Les américains réclament 75 millions de dollars à la Ville de Casablanca

Deux sociétés de services de gestion des déchets et de protection de l’environnement basées au New Jersey (USA) ont menacé le Maroc d’une demande d’arbitrage de 75 millions de dollars en raison de la décision des autorités locales de Casablanca de mettre fin unilatéralement à un accord de gestion de la décharge de Médiouna.

Les sociétés Edgeboro International Inc. et Global Environmental Sustainability Inc. (GESI) estiment que les autorités de Casablanca ont arbitrairement cherché à résilier un contrat exclusif de 18 ans signé par la ville avec le consortium Ecomed Casablanca qui gère la très vieillissante décharge de Médiouna au moment même où la société cherchait à développer et à exploiter un nouveau site d’enfouissement.

Edgeboro International Inc. et Global Environmental Sustainability Inc. affirment que leur contrat n’expire qu’en 2026 mais que les autorités casablancaises les ont informées que la ville a l’intention de mettre fin à l’accord ce qui constitue selon elles «une violation du traité d’investissement signé entre le Maroc et les Etats-Unis.»

Les deux sociétés expliquent en outre qu’elles souhaitaient régler le différend à l’amiable via des négociations mais que le dépôt d’une demande d’arbitrage international pourrait devenir leur dernière option si les autorités marocaines maintenaient leur position et comptent réclamer 75 millions de dollars d’indemnisation, en plus des intérêts et autres pénalités.

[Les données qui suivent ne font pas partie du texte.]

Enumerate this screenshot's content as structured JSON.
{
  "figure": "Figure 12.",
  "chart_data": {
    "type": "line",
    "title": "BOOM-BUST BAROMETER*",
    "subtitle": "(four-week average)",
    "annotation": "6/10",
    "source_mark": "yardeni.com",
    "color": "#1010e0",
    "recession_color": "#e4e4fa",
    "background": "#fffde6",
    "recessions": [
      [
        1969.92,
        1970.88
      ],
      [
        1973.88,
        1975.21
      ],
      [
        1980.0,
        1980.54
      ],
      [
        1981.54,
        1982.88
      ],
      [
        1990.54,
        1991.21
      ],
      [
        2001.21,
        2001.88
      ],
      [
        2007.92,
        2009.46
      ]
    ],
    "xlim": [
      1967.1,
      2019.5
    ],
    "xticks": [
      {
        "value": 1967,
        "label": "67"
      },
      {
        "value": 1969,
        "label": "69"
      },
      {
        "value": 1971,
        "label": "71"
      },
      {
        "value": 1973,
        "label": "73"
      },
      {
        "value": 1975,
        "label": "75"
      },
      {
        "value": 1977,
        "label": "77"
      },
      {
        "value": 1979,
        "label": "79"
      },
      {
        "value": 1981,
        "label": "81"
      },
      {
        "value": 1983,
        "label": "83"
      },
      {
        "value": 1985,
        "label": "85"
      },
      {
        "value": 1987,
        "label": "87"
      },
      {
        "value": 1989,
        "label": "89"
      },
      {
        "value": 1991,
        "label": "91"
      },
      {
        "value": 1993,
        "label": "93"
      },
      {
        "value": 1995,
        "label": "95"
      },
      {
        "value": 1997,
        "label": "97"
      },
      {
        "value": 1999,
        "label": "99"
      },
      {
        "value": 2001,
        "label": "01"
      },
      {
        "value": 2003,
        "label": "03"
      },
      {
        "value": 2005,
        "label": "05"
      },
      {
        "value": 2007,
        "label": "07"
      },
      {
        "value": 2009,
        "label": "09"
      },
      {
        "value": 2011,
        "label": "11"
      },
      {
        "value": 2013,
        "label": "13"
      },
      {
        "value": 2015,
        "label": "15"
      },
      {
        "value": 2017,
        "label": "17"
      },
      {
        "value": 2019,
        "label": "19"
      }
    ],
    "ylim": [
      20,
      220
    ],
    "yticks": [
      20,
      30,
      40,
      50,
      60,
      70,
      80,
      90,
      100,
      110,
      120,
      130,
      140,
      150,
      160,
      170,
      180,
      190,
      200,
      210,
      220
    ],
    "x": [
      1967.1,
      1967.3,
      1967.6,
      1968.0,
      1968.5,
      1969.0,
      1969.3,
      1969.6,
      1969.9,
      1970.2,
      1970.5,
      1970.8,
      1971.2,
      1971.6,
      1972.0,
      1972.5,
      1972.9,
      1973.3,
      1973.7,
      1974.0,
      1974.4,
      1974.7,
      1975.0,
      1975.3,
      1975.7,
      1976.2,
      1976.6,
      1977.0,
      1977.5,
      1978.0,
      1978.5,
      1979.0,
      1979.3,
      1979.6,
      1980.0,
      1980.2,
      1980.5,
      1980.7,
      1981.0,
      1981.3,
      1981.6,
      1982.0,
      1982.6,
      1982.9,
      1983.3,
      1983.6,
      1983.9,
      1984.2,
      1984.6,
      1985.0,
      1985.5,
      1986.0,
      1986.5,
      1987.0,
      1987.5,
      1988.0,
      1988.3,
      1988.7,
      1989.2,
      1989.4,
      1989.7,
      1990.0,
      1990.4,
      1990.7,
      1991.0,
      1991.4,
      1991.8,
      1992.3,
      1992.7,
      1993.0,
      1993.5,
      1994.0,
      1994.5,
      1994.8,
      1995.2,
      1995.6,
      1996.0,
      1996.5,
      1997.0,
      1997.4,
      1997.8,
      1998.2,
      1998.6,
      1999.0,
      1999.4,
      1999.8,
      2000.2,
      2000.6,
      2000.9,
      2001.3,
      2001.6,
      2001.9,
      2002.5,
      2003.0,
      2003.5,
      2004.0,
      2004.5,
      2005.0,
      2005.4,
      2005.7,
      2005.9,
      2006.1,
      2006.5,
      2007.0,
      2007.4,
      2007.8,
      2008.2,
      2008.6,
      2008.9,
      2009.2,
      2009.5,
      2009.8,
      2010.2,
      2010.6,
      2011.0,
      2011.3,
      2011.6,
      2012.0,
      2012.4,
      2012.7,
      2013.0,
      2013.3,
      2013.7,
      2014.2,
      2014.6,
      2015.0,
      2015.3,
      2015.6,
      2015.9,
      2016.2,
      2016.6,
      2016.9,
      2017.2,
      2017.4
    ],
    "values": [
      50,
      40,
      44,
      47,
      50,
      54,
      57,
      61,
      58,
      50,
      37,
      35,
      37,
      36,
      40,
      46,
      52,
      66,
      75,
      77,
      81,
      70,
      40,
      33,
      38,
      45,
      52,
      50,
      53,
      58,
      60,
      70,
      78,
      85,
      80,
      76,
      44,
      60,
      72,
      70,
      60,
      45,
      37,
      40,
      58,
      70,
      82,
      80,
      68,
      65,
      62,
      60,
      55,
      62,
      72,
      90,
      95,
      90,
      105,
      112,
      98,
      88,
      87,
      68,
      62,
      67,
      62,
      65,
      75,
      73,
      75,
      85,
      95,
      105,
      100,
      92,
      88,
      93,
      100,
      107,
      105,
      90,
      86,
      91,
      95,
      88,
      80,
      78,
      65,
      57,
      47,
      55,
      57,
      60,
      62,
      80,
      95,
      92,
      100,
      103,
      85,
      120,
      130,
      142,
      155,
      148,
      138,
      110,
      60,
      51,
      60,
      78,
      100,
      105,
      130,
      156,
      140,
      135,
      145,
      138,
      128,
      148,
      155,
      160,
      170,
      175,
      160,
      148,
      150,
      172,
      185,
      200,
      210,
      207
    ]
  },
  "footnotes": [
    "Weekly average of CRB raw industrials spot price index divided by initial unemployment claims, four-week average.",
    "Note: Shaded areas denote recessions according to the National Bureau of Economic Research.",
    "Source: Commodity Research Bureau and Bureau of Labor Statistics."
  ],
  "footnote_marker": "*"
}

Les deux sociétés qui forment le consortium à la tête de la gestion de la déchèterie de Casablanca accusent la partie marocaine d’avoir failli à plusieurs reprises au respect des clauses du contrat qui les lie notamment la proposition d’un nouveau site d’enfouissement alors que l’accord a été signé il y a dix ans, en 2008, ce qui a provoqué une dégradation incontestable des conditions environnementales et sanitaires non seulement sur le site mais aussi dans tous ses environs.

De plus, la Ville de Casablanca n’aurait pas réussi, comme le stipule le contrat, à se débarrasser des troupeaux d’animaux et autres SDF qui pullulent sur place provoquant plusieurs incendies, des heurts souvent violents qui ont entraîné la mort d’au moins cinq personnes depuis 2008. Selon le consortium, la ville refuse aussi de payer quelque 23 millions de dollars en frais dus à Ecomed.

Par ailleurs, lorsque les autorités municipales de Casablanca ont finalement proposé un nouveau site d’enfouissement, sa taille était inférieure de moitié à celle stipulée dans le contrat.

Dans un communiqué daté du 27 juillet, les deux sociétés américaines qui forment le consortium de gestion de la décharge elles affirment qu’«en dépit des efforts déployés par Edgeboro, GESI et [Ecomed] pour travailler avec la ville, cette dernière a refusé de coopérer avec nous, et a paralysé financièrement [Ecomed] et a poussé [Ecomed] à se retirer.»

«La ville a exproprié [Ecomed] ainsi que l’investissement engagé Edgeboro et GESI.»

Edgeboro et GESI sont pionniers dans les programmes d’énergies renouvelables au Maroc, avec notamment un projet dans la ville de Fès pour produire de l’électricité à partir de gaz d’enfouissement. Les deux sociétés ont également construit à Marrakech le plus grand centre de recyclage de déchets du contient africain.